Cemiplimab

Der PD-1-Antikörper Cemiplimab gehört zur pharmakologischen Klasse der Immunonkologika und wird zur Behandlung des metastasierten und lokal fortgeschrittenen kutanen Plattenepithelkarzinom angewendet, das für eine kurative Operation oder Strahlentherapie nicht mehr in Frage kommt. Cemiplimab ist gegen den Immun-Checkpoint-Rezeptor PD-1 gerichtet und verstärkt die T-Zell-Antwort.

Das kutane Plattenepithelkarzinom ist nach dem Basalzellkarzinom die zweithäufigste Neoplasie der Haut bei der weißen Bevölkerung. Die Inzidenz nimmt zu, was zum einen auf die alternde Bevölkerung und zum anderen auf die zunehmenden chronische UV-Exposition in den letzten 2-3 Generationen zurückzuführen ist. Folglich tritt das cSCC am häufigsten an sonnenexponierten Stellen wie dem Gesicht, der Kopfhaut und den Handrücken auf (Rettig EM et al. 2015). Eine chirurgische Entfernung des Tumors kann bei etwa 95 Prozent der Patienten zu einer Heilung führen. Die Standardtherapie für das cSCC ist die vollständige Tunmorresektion, vorzugsweise mittels mikroskopisch kontrollierter Chirurgie (Hempel C et al.2025). Alternativ sind strahlentherapeutische Verfahren. Bei lokal fortgeschrittenen Karzinomen und bei metastasiertem cSCC ist eine systemische Therapie notwendig. Seit Juni 2019 ist der monoklonale PD-1 (Programmierter Zelltod)-Antikörper Cemiplimab zugelassen als Monotherapeutikum zur Behandlung von erwachsenen Patienten mit metastasiertem oder lokal fortgeschrittenem kutanem Plattenepithelkarzinom, die für eine kurative Operation oder kurative Strahlentherapie nicht mehr in Frage kommen.

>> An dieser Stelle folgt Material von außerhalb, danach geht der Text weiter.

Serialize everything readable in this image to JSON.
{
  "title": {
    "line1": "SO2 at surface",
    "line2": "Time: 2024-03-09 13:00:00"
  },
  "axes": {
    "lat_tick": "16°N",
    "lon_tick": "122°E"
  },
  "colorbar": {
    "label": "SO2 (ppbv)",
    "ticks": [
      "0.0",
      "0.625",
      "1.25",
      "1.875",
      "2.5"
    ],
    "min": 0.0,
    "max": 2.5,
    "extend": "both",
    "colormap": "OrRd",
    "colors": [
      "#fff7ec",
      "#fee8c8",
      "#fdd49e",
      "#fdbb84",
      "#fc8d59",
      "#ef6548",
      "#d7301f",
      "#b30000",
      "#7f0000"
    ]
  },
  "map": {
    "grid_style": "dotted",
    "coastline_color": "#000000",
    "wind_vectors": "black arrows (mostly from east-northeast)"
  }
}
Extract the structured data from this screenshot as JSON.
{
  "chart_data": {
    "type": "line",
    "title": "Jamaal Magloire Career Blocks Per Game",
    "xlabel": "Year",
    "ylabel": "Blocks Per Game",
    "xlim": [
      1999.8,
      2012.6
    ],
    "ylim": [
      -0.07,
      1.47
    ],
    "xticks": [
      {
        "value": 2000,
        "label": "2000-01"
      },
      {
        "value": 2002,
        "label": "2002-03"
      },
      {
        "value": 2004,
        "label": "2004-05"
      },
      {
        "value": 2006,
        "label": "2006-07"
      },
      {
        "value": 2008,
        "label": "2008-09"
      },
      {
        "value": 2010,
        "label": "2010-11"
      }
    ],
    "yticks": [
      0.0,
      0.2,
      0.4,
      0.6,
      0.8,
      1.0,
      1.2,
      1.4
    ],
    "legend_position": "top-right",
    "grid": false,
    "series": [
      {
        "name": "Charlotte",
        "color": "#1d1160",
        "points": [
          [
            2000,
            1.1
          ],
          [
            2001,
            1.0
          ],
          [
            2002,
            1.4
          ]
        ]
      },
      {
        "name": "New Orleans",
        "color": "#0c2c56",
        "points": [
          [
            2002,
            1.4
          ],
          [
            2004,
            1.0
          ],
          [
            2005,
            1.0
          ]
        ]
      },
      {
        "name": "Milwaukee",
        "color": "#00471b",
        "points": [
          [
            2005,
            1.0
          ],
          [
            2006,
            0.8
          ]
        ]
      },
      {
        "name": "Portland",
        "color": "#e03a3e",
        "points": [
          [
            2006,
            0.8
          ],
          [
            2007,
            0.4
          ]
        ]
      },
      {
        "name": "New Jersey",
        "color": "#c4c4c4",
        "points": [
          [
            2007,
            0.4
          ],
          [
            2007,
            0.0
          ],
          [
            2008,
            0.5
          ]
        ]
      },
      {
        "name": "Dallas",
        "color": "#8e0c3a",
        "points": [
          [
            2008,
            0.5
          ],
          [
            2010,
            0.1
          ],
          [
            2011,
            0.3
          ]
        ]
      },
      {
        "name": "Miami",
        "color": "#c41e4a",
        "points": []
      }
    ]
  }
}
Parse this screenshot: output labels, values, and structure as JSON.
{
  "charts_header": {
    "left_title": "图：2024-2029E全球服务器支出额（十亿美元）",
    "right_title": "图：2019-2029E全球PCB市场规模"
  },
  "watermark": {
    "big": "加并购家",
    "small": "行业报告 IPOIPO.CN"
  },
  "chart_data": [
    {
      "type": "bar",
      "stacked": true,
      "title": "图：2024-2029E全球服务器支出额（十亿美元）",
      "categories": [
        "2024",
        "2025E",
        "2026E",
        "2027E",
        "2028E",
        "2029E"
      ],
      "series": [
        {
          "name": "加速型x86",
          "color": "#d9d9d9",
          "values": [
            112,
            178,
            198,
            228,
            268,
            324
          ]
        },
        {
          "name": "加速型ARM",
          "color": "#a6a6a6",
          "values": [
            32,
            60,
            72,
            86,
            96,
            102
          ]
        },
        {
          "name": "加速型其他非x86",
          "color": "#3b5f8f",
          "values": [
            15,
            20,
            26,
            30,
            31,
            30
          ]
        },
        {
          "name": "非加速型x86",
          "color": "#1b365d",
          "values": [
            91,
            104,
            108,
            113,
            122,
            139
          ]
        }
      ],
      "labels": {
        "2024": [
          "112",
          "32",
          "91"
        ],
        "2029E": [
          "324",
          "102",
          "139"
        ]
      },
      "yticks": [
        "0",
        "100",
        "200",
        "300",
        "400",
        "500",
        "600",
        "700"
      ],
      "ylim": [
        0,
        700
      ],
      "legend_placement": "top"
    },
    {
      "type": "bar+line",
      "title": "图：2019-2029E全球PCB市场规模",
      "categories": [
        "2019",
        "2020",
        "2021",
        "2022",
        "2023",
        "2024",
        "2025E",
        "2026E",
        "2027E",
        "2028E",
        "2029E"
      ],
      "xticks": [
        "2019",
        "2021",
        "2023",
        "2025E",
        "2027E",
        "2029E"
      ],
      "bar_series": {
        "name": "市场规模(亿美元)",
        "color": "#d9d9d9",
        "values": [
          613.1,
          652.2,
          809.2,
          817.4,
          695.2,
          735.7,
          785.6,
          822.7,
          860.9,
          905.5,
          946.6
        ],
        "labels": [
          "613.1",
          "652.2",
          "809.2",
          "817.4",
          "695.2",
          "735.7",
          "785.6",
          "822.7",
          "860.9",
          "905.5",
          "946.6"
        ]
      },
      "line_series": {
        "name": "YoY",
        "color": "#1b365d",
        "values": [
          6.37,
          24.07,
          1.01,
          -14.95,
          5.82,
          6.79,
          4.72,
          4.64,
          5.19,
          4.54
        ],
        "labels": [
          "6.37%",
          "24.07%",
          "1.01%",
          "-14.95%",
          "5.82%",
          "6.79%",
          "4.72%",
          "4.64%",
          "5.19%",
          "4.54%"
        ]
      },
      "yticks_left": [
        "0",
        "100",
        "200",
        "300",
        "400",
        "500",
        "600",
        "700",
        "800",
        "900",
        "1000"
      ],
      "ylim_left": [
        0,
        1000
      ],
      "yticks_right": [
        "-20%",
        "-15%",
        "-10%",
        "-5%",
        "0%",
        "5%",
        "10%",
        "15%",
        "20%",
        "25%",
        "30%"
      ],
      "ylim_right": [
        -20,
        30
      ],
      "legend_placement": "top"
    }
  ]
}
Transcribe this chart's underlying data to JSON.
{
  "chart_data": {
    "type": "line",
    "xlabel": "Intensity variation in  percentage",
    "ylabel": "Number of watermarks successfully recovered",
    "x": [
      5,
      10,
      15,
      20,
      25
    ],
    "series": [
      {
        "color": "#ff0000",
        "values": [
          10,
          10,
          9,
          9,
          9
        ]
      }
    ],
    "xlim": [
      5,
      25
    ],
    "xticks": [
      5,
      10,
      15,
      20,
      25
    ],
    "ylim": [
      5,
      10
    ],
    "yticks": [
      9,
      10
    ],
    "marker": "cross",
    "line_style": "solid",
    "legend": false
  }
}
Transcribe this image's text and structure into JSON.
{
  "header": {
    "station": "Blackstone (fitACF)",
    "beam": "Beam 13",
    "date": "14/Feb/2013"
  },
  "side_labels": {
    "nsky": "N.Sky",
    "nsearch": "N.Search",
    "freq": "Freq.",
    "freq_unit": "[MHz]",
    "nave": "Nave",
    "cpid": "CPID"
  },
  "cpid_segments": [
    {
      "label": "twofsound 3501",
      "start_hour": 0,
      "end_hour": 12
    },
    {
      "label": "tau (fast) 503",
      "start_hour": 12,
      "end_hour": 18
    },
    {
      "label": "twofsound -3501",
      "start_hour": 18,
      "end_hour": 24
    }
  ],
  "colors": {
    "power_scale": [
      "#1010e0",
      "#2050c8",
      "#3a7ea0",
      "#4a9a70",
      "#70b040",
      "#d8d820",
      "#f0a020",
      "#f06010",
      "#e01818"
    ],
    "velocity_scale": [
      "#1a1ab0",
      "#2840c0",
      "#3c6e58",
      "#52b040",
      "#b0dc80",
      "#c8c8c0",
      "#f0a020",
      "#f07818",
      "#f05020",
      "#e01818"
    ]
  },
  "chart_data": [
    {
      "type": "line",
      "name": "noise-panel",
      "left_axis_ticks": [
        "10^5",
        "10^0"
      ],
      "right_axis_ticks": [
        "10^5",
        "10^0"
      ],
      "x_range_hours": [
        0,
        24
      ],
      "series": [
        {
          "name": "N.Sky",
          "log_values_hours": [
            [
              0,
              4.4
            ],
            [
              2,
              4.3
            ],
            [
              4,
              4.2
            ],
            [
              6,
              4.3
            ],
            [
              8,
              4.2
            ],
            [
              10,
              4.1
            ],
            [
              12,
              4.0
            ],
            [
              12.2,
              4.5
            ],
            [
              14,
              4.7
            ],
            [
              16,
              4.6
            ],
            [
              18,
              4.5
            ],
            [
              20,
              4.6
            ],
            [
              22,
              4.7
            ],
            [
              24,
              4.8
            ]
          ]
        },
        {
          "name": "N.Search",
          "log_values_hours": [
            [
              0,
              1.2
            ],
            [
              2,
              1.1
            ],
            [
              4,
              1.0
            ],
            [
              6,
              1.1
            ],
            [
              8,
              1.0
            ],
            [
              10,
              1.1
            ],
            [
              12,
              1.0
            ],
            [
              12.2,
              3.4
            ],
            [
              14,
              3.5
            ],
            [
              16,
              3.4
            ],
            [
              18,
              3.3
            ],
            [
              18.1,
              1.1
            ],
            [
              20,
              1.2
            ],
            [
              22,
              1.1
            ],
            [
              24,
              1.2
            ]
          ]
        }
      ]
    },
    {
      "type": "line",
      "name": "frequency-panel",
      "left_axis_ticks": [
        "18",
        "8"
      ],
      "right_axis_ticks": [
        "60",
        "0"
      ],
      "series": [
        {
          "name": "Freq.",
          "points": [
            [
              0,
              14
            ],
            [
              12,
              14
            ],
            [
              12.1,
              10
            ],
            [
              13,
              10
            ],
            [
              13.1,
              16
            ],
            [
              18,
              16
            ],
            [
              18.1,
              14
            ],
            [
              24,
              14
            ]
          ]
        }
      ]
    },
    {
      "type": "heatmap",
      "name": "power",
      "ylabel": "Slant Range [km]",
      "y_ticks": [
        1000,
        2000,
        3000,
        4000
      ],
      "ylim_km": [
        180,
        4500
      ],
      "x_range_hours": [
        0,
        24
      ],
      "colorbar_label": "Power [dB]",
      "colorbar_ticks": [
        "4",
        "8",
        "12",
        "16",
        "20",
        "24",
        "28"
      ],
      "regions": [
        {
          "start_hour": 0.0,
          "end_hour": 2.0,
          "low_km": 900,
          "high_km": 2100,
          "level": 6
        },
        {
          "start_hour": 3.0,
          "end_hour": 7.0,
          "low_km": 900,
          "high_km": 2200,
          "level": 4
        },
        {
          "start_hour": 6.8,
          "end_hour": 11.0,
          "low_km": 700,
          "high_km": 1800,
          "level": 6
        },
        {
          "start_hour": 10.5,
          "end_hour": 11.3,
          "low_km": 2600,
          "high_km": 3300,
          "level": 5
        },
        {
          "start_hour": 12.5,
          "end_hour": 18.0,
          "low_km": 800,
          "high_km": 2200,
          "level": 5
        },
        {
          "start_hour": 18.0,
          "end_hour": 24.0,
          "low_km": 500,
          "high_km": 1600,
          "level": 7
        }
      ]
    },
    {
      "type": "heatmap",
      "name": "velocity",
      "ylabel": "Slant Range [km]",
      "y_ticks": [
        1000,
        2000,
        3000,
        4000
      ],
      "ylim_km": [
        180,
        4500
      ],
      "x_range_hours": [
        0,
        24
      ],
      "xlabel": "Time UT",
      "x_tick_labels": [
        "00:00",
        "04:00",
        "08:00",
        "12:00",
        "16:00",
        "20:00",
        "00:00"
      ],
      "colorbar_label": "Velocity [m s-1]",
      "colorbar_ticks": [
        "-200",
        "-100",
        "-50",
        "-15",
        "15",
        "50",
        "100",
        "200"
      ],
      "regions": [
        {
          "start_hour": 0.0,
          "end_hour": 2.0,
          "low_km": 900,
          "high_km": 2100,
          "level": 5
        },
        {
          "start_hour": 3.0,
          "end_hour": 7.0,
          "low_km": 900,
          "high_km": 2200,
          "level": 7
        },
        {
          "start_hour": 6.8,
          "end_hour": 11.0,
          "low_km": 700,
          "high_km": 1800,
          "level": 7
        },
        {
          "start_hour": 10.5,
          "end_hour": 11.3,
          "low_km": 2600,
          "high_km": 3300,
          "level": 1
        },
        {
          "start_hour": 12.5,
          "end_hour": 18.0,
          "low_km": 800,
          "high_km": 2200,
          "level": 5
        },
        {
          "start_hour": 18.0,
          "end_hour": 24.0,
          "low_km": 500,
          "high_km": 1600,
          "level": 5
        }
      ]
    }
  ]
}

Der Antikörper findet aktuell auch bei zahlreichen anderen Tummorentitäten Verwendung so beim nicht kleinzelligen Lungenkarzinom, beim Melanom, beim kolorektalen Karzinom, beim Prostatakarzinom, beim Zervixkarzinom, beim multiplen Myelom sowie beim Hodgkin- und Non-Hodgkin-Lymphom.

Cemiplimab weist eine lineare und dosisproportionale Kinetik bei Dosierungsschemata von 1 mg/kg bis 10 mg/kg alle 2 Wochen und 350 mg alle 3 Wochen auf, was auf eine Sättigung des zielvermittelten Signalwegs hindeutet. Bei Dosen von 350 mg alle 3 Wochen bzw. 3 mg/kg alle 2 Wochen wurden ähnliche Expositionen gegenüber Cemiplimab beobachtet. Bei 350 mg alle 3 Wochen lag die mittlere Steady-State-Konzentration von Cemiplimab zwischen einer Cmax von 168 mg/l und einer Ctrough von 61 mg/l. Nach etwa 4-monatiger Behandlung wird die Steady-State-Exposition erreicht.

Resorption: Aufgrund der wird intravenösen Anwendung von Cemiplimab ist der Antikörper vollständig bioverfügbar.

Verteilung: Cemiplimab wird überwiegend im Gefäßsystem verteilt und weist ein Verteilungsvolumen im Steady State von 5,2 l auf.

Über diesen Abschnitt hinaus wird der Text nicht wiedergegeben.